Dynamic-Resolution Model Learning for Object Pile Manipulation


Yixuan Wang
University of Illinois at Urbana-Champaign
Yunzhu Li
Stanford University & University of Illinois at Urbana-Champaign
Katherine Driggs-Campbell
University of Illinois at Urbana-Champaign
Li Fei-Fei
Stanford University
Jiajun Wu
Stanford University
Paper Website

Paper ID 47

Session 6. Grasping and Manipulation

Poster Session Wednesday, July 12

Poster 15

Abstract: Dynamics models learned from visual observations have shown to be effective in various robotic manipulation tasks. One of the key questions for learning such dynamics models is what scene representation to use. Prior works typically assume representation at a fixed dimension or resolution, which may be inefficient for simple tasks and ineffective for more complicated tasks. In this work, we investigate how to learn dynamic and adaptive representations at different levels of abstraction to achieve the optimal trade-off between efficiency and effectiveness. Specifically, we construct dynamic-resolution particle representations of the environment and learn a unified dynamics model using graph neural networks (GNNs) that allows continuous selection of the abstraction level.
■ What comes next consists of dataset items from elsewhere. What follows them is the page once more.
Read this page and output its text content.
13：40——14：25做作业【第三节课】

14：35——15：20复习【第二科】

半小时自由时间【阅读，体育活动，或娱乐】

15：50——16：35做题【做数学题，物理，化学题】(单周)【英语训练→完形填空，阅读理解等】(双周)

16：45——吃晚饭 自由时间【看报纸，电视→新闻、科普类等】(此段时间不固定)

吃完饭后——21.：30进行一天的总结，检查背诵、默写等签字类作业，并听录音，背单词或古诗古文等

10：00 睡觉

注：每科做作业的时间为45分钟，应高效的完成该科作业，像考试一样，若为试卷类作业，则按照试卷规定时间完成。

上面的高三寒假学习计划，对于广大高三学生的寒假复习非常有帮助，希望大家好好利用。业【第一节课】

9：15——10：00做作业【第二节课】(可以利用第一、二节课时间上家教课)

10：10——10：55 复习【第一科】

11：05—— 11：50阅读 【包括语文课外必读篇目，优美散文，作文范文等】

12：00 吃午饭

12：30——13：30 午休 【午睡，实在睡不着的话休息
During test time, the agent can adaptively determine the optimal resolution at each model-predictive control (MPC) step. We evaluate our method in object pile manipulation, a task we commonly encounter in cooking, agriculture, manufacturing, and pharmaceutical applications. Through comprehensive evaluations both in the simulation and the real world, we show that our method achieves significantly better performance than state-of-the-art fixed-resolution baselines at the gathering, sorting, and redistribution of granular object piles made with various instances like coffee beans, almonds, corn, etc.